Note: transfer.py expect the user to have root privileges without the sudo prefix.

Usage

transfer.py is installed via the debian package transferpy. This will put transfer.py on PATH on WMF production infrastructure (cumin1002.eqiad.wmnet, cumin2002.codfw.wmnet), and has to run as root/sudo (like cumin).

For an up-to-date list of options, go to https://doc.wikimedia.org/transferpy/master/usage.html

Obtaining

transfer.py is an utility developed on the operations/software/transferpy repo (Gerrit). HEAD should be stable enough, but the releases are stored on the Wikimedia apt repository (currently, only for Buster).

What's New? (GSoC-2020)

Now the transfer framework moved to its own module named transferpy. This framework has 3 basic modules and a RemoteExecution:

Transferrer: The Transferrer class is responsible for the act on the user arguments and make the send/receive possible.
Firewall: The Firewall class is for open/close the ports in the iptables in order to receive the data by the receiver machines.
MariaDB:
RemoteExecution: The RemoteExecution is the module responsible for the execution of command on the remote machines. transfer framework mainly uses the Cumin execution.

Wishlist and known issues

The encryption has a very negative impact on the performance, and it is not forward-secret. A low penalty alternative with forward secrecy should be used instead
Sizes are calculated with du, which is known to produce different results on different hosts even if the copy has been accurate.

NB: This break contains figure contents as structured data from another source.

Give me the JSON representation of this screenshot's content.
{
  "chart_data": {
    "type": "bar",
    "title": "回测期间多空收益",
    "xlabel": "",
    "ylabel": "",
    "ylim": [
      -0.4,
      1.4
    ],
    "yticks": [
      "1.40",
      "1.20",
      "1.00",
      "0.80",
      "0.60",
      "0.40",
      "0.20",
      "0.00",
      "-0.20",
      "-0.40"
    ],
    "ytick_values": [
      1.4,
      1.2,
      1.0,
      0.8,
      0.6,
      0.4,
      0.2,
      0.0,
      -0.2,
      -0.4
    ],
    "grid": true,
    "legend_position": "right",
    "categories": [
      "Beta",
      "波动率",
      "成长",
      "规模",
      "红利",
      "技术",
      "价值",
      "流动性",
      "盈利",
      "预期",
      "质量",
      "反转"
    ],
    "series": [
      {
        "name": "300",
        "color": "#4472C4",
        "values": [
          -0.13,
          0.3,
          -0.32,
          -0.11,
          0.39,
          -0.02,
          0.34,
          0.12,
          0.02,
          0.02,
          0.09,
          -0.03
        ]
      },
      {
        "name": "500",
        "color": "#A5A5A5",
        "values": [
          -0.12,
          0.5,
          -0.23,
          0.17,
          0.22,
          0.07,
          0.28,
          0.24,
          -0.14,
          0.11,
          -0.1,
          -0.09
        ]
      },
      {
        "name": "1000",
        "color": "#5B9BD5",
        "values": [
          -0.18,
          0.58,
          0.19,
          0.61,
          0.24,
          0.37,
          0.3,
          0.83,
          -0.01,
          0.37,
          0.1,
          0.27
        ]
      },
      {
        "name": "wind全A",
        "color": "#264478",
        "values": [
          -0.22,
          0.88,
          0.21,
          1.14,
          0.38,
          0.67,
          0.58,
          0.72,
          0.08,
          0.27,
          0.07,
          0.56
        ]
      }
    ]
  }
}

This is why the size check gives only a warning if it shows a difference on source and target hosts. A different, more reliable method could be used, but may take more resources.
Checksum happens in a previous step before transfer- it would be nice to run checksumming in parallel (or at the same time) with transfer so it doesn't impact its latency and it is not normally disabled
Configurable compression by using other algorithms depending on the data (e.g. lz if compression speed is not the limiting factor, etc.) Zstd in particular looks promising, if claims of superior speed/compression are verified.
Multicast, torrent or other solution should be setup to allow parallel transmission of data to multiple hosts in an efficient manner
Better logging and error checking
In general, more flexibility (e.g. level of parallelism, etc.) as long as it uses by default or autodetects saner defaults to not increase too much the difficulty of usage
Firewall hole opening should be optional
It should check that a port is available before binding to it (race condition)
It should also wait until port is fully opened (polling), instead of just waiting 3 seconds
More tests for "bad input argument" combinations
kill_job function in CuminExecution kill the subprocess in the transferpy running machine. Instead, it should kill the actual process in the remote machine.
It cannot currently transfer files between the analytics and production VLANs, since this would require opening a hole in the firewall on the network devices themselves.